All structures are subjected to various loading conditions and combinations. For offshore structures, these loads include permanent loads, hydrostatic pressure, wave, current, and wind loads. Typically, sea environments in different geographical regions are characterized by the 100-year wave height, surface currents, and velocity speeds. The main problems associated with the commonly used, deterministic method is the fact that not all waves have the same period, and that the actual stochastic nature of the marine environment is not taken into account. Offshore steel structure fatigue design is done using the DNVGL-RP-0005:2016 standard which takes precedence over the DNV-RP-C203 standard (2012). Fatigue analysis is necessary for oil and gas producing offshore steel structures which were first constructed in the Gulf of Mexico North Sea (the 1930s) and later in the North Sea (1960s).
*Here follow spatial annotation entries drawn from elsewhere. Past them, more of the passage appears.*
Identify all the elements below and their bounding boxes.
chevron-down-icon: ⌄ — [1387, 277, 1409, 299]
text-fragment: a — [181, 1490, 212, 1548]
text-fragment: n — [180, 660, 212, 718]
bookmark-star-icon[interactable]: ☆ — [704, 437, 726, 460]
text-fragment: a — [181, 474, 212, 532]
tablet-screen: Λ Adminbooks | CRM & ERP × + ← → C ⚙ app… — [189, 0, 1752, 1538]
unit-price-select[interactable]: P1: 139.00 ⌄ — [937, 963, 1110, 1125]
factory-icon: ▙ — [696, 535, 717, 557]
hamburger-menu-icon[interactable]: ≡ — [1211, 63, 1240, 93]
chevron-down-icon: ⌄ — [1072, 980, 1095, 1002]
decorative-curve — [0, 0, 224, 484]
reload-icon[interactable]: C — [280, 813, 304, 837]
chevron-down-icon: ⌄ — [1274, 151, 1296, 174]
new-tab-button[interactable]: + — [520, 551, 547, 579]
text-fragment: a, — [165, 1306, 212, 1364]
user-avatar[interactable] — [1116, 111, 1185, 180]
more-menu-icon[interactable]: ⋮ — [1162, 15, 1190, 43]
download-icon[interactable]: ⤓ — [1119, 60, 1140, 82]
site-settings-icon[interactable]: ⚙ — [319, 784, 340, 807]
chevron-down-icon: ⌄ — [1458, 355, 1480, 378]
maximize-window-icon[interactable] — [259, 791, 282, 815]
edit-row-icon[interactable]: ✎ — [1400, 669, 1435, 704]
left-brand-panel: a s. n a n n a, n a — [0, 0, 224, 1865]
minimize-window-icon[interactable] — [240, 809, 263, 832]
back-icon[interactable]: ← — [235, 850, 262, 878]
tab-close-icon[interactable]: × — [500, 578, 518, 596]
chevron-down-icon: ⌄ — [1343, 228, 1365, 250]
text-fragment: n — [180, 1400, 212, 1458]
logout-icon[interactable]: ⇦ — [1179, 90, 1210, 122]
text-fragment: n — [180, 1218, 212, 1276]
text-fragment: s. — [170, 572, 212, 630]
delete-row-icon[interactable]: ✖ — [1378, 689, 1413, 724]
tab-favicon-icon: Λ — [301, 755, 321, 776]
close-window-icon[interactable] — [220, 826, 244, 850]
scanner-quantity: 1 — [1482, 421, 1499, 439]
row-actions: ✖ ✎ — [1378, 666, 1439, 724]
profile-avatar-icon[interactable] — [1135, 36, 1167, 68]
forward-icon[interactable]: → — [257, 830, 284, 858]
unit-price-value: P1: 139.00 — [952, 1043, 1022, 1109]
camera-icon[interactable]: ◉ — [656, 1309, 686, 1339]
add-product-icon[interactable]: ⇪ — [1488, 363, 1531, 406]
Fatigue strength is commonly described by S-N curves which have been obtained by laboratory experiments. The rapid development of the Offshore wind industry has caused the exploration into deeper ocean areas and the adoption of new support structural concepts such as full lattice tower systems amongst others. The optimal design of offshore wind support structures including foundation, turbine towers, and transition piece components putting into consideration, economy, safety, and even the environment is a critical challenge. In this study, fatigue design challenges of transition pieces from decommissioned platforms for offshore wind energy are proposed to be discussed. The fatigue resistance of the material and structural components under uniaxial and multiaxial loading is introduced with the new fatigue design rules whilst considering the combination of global and local modeling using finite element analysis software programs.